The most significant change of the past 20 years though is the cost. The average fee for the service then based on average house prices was $4,500 (in today's money $7,200). Today you will pay $17,000 for the same service.

So why have we not got an online solution that allows to evaluate different modes of selling and evaluate the capability of individual agents? Why do we not have the ability to create our own custom solution for the services we need from agents? Why does the negotiation process not happen in a secure confidential online environment with support parties like lawyers and buyers agents assisting the parties without undue pressure; thereby reaching an agreement that is digital signed and transacted? Why can we not schedule property viewings using synchronised calendars open to all parties to optimise the schedule of the sellers, the agent and the buyers?
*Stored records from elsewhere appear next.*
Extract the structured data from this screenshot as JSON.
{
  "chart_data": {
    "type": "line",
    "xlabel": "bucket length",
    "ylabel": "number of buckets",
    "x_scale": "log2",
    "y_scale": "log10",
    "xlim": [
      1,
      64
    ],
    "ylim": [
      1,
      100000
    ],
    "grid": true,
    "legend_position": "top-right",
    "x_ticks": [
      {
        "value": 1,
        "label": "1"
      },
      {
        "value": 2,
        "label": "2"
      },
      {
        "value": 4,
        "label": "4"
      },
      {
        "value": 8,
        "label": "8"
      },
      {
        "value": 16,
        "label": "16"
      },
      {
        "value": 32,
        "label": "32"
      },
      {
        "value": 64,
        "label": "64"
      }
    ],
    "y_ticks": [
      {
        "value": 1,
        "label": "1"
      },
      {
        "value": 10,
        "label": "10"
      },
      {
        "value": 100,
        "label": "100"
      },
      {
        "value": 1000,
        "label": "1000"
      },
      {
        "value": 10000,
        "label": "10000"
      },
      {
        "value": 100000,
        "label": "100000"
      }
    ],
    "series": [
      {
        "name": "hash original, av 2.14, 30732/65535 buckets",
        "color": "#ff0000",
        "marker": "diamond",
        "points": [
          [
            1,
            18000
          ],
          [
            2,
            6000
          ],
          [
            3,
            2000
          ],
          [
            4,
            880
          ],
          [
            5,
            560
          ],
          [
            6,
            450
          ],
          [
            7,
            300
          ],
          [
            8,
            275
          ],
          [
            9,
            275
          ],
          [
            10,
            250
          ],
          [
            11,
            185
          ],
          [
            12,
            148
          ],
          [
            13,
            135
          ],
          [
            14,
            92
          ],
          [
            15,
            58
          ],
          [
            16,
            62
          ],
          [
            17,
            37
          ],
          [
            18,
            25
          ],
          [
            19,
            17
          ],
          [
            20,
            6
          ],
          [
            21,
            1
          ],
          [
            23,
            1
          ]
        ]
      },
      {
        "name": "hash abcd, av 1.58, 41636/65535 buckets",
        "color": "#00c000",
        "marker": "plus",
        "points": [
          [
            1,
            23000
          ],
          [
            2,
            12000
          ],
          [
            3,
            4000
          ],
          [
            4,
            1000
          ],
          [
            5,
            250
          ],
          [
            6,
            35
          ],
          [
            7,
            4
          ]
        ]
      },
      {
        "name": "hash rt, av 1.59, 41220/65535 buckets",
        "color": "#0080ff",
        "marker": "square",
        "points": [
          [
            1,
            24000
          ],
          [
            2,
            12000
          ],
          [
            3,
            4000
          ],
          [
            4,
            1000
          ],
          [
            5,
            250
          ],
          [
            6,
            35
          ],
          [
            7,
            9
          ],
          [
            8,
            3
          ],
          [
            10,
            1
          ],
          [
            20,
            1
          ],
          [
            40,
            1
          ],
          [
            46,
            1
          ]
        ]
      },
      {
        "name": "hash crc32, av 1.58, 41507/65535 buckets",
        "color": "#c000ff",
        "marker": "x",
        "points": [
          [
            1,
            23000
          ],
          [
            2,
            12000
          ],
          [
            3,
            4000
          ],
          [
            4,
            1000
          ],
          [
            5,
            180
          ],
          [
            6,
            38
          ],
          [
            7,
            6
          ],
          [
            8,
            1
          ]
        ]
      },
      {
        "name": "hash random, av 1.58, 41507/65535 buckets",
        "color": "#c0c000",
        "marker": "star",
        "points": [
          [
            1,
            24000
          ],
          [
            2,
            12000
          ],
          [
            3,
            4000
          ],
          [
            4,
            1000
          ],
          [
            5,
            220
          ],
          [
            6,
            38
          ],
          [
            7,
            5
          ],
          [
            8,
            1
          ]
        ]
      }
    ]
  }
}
The fact is that real estate has not changed for a number of key reasons:

  • First and foremost it has not changed because the industry does not want to change and the industry is dominated by 5 major companies that account for close on 80% of all transactions. I would go further by saying that the industry has avoided change and in many ways stifled innovation.
  • Property transactions are in the main a highly infrequent event for the majority of the people. For most property owners each such events leaves them with a sense of “having to start all over again” as all the people involve last time have moved on and the location has changed - real estate is a local business and does not represent itself the same in any two offices as agents play to the ‘personal brand’ service rather than a company brand model.
  • Property selling and buying is highly emotive and has a high perceived risk. For this reason there is a low tolerance to ‘try something new’ - the safest bet is to do what everyone else does and sell the same way everyone else sells.
  • Commission fees regardless of how big they are, never appear on your bank statement or have to be paid for in the form of a cheque or cash. They appear as a line item on a lawyers statement of transaction. A statement that often these days has 7 figure amounts on the debit and credit side (including a 5 figure agents commission) but at the bottom only requires you to pay a cheque for c.$1,500.
  • Irrespective of the market conditions the commission fee can be easily rationalised away. When the property market is on fire and property is selling like the proverbial ‘hot cakes’, the logical side of your brain says “I should try selling privately, an ad on Trade Me and I’ll have people queuing up at my door to buy”, but yet you fall back on the logic of  saying “I’m so excited that my house has risen by $100,00 $300,000 or $500,000 since I bought it I don’t mind paying $20,000 to sell it”.
    Conversely when the market is dead and property takes ages to sell the logical and emotional side of the brain conspire to say “This market is way too scary for me to take a risk of selling other than through a traditional agent - I need to sell and to get the place sold will be well worth the commission”.

New Zealand real estate is in many ways not that different to many other countries in the way the industry is structured and operates. There is some degree of innovation overseas along the lines identified earlier, however we have yet to see a radical restructuring of the industry and a reinventing of the processes and charging. 

In my view there has to be a better way. There has to be a means by which greater efficiency can be brought to the process and with it greater transparency and naturally a lower cost. We cannot though sacrifice the service component nor the security of legal and principle disclosures and sureties so as to safeguard buyers and sellers in this most critical transaction.